Die Kinder berichten mir von Szenen aus Horrorfilmen, Pornos und Cybergrooming.
Wann bekommen denn Kinder in der Regel ihr erstes Handy?
Der typische Anlass ist der Übertritt an die weiterführende Schule, der in Deutschland meistens nach der vierten Klasse erfolgt. Seit Corona besitzen aber bereits auch viele Grundschulkinder ein Smartphone – und nutzen Whatsapp, Tiktok, Instagram, Youtube und so weiter zum Teil unreglementiert.
Warum ist dieser frühe Zugang so problematisch?
Weil Kinder im Netz auf Dinge stossen, die sie überfordern, verstören oder manchmal sogar traumatisieren. Bei meinen Schulbesuchen berichten mir die Kinder von Szenen aus Horrorfilmen, Pornos oder auch von Cybergrooming, also dem Versuch Pädokrimineller, mit Kindern im Internet Kontakt aufzunehmen. Ich war in Grundschulklassen, in denen in der Whatsapp-Gruppe eine Hinrichtung durch eine islamistische Terrorgruppe geteilt wurde oder eine unglaublich grausame Szene aus dem Ukraine-Krieg.

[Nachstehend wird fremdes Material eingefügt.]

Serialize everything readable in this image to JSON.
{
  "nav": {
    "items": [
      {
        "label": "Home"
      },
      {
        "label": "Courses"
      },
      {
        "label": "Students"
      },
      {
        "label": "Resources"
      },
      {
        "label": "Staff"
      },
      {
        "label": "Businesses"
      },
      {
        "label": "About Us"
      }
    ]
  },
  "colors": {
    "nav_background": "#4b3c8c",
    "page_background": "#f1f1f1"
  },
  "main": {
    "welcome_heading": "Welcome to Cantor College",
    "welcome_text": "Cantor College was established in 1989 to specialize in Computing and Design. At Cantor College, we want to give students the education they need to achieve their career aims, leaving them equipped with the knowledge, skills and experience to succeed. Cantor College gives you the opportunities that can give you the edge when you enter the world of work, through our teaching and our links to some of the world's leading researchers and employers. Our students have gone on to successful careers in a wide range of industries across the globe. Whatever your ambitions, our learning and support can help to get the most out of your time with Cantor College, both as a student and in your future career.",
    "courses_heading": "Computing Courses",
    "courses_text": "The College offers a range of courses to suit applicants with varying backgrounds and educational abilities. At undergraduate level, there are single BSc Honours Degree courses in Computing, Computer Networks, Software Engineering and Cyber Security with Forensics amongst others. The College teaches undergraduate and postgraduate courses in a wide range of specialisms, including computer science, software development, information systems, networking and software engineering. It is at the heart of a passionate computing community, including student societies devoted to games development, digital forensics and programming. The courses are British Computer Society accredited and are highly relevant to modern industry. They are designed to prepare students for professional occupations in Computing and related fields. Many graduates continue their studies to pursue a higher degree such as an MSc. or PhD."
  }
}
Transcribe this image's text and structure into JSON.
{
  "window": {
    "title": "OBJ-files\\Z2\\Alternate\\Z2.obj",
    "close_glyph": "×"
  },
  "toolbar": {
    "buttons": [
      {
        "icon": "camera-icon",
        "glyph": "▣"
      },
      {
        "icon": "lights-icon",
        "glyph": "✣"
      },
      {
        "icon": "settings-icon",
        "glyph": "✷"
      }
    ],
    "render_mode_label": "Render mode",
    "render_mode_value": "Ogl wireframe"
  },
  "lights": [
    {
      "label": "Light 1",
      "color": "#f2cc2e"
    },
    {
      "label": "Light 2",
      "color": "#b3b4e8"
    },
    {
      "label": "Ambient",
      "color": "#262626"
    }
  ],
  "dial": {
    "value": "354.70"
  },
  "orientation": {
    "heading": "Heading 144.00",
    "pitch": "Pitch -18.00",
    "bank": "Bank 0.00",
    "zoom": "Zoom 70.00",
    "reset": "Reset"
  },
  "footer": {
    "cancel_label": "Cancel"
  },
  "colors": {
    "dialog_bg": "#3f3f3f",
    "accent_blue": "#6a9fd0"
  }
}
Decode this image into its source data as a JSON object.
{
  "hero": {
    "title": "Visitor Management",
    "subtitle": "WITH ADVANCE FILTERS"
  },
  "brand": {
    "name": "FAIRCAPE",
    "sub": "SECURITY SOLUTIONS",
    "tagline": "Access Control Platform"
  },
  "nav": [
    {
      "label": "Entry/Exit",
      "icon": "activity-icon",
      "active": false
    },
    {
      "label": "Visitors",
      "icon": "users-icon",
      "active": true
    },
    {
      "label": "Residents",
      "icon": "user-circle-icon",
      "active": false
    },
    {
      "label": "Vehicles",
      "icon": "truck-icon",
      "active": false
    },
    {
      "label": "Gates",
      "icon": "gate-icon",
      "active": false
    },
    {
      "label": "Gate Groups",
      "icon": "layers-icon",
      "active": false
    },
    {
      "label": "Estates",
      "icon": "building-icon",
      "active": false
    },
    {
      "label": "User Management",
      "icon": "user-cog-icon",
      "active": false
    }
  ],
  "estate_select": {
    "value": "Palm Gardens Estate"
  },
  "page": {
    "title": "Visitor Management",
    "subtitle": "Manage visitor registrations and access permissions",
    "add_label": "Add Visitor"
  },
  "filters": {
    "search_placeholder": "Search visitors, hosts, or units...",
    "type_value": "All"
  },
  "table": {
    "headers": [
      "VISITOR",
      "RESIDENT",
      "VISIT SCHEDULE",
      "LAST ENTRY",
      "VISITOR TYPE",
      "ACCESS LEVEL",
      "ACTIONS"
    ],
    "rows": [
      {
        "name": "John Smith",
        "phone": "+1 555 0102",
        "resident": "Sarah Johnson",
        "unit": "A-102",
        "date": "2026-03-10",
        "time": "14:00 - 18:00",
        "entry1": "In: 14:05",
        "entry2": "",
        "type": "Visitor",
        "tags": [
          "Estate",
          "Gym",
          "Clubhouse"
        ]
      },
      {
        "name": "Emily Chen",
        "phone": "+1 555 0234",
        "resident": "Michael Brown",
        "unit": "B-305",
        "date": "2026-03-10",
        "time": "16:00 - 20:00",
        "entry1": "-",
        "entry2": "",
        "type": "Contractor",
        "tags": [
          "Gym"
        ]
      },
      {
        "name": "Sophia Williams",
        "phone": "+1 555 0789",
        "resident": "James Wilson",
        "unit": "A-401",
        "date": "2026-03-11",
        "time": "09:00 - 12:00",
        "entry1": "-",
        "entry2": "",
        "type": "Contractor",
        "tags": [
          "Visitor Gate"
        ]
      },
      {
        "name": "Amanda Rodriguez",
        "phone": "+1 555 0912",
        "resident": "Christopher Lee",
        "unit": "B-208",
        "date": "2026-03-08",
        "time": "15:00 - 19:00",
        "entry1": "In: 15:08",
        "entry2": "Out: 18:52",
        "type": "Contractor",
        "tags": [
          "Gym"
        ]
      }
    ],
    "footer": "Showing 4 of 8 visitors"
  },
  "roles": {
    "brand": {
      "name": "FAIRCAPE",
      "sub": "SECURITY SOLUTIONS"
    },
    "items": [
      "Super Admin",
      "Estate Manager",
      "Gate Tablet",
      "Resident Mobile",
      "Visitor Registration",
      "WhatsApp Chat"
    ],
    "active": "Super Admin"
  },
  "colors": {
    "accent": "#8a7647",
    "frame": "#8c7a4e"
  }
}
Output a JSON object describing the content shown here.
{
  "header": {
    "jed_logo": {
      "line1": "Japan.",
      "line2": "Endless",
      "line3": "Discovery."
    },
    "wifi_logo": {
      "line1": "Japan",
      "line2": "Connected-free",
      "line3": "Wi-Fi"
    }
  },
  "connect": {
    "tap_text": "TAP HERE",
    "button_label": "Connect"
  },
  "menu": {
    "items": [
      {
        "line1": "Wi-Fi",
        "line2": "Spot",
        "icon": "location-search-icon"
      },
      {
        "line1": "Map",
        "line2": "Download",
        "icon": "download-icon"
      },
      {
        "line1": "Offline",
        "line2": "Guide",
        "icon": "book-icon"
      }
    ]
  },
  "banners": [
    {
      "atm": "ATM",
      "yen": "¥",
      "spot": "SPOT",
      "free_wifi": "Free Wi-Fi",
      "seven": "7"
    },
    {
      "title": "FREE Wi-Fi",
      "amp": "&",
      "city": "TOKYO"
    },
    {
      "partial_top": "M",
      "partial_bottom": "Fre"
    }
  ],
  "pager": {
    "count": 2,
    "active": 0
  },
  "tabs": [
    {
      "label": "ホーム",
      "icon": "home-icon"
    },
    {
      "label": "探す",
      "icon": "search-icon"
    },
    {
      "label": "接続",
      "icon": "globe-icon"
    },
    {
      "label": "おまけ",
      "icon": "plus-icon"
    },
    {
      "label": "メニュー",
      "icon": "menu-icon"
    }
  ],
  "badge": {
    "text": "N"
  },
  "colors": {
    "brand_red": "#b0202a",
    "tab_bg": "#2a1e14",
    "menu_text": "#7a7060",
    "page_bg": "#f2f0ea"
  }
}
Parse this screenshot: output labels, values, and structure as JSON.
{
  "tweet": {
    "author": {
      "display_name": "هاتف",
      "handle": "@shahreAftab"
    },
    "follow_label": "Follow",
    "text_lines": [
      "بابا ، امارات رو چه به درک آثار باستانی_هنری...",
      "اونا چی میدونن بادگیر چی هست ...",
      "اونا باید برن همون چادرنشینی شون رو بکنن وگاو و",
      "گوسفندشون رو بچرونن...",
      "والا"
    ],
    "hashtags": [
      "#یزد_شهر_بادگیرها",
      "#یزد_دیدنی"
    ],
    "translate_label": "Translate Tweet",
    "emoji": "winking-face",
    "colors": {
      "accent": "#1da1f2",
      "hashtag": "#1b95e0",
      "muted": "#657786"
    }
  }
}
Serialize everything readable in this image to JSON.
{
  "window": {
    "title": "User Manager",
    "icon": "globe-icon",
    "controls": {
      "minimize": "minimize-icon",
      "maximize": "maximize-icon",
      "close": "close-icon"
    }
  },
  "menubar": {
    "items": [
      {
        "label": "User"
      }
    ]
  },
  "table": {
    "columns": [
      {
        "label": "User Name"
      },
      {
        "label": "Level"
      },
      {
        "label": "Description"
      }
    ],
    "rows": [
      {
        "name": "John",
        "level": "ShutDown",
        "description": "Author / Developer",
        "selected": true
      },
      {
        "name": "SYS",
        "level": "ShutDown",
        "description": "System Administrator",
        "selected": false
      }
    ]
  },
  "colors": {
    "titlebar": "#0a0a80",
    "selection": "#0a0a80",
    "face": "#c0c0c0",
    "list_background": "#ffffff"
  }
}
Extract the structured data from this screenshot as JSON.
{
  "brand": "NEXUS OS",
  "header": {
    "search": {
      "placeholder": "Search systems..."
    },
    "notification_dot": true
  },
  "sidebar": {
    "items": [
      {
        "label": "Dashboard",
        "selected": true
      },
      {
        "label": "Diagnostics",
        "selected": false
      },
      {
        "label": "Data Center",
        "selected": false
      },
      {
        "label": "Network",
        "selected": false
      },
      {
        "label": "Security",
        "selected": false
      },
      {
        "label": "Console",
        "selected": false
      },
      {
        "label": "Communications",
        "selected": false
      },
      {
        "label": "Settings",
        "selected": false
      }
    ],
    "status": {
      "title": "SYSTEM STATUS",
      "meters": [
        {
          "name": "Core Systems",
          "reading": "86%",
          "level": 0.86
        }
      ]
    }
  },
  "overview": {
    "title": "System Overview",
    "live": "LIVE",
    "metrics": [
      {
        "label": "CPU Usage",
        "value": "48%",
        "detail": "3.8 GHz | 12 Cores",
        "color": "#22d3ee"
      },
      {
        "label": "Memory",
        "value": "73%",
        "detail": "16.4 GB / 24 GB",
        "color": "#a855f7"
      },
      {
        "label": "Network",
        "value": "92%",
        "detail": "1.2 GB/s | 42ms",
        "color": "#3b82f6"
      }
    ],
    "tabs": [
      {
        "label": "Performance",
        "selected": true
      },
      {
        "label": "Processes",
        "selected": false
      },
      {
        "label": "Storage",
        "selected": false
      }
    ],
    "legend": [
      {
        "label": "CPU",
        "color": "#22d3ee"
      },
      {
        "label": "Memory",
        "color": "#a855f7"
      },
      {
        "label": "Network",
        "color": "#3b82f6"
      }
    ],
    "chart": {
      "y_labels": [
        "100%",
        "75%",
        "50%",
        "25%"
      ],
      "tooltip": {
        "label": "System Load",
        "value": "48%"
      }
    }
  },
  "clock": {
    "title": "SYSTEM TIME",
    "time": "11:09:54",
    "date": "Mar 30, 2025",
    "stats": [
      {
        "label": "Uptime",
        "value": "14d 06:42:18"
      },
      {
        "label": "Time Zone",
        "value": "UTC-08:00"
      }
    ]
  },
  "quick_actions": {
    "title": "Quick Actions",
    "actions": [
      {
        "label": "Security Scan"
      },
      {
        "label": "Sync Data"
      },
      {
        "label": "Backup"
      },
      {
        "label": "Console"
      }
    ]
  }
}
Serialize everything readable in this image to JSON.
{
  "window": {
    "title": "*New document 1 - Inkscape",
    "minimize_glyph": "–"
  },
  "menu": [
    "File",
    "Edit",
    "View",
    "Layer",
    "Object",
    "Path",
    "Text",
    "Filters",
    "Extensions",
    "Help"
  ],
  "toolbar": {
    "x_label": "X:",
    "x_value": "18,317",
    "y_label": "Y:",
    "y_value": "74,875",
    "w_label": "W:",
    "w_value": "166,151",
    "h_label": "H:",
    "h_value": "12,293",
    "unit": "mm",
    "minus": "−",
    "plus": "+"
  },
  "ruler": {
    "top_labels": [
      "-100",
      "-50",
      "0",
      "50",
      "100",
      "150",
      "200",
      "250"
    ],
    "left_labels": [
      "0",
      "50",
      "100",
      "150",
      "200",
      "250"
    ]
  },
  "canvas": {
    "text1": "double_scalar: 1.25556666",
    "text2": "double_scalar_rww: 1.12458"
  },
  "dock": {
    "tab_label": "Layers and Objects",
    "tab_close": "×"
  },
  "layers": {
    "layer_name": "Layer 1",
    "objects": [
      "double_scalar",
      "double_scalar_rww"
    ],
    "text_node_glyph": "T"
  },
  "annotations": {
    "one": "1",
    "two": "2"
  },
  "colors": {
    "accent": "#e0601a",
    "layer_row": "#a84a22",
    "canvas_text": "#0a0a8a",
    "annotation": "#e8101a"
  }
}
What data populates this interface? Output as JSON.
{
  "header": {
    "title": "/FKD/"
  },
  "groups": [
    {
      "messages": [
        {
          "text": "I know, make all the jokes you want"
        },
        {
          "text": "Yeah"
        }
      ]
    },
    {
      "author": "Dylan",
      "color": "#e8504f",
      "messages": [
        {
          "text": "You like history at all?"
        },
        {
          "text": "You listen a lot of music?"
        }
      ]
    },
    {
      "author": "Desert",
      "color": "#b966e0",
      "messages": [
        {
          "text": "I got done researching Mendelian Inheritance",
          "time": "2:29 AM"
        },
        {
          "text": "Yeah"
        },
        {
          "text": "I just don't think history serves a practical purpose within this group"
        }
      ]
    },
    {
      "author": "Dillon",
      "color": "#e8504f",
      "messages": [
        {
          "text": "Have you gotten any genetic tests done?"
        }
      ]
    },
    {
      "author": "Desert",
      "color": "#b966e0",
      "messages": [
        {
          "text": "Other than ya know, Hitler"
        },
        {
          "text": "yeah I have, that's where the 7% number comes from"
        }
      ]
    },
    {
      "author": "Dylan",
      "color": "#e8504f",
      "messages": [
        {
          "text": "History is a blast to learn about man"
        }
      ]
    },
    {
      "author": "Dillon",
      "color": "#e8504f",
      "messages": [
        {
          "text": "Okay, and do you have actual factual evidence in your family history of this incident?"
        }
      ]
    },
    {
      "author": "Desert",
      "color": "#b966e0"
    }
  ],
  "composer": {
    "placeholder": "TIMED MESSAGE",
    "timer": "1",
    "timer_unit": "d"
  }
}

Oft sehen die Kinder schlimme Dinge aber gar nicht absichtlich, sondern nur deshalb, weil der Empfehlungs-Algorithmus einer App noch etwas mehr Aufmerksamkeit erheischen möchte – damit die Kinder die Plattform länger nutzen und so die Werbeeinnahmen steigen. Wenn ein 14-Jähriger mit diesen Dingen konfrontiert wird, ist das sicher auch nicht gut und kann Spuren hinterlassen – aber in diesem Alter kann man solche Dinge vielleicht schon besser einordnen und verarbeiten, als das ein Grundschüler kann.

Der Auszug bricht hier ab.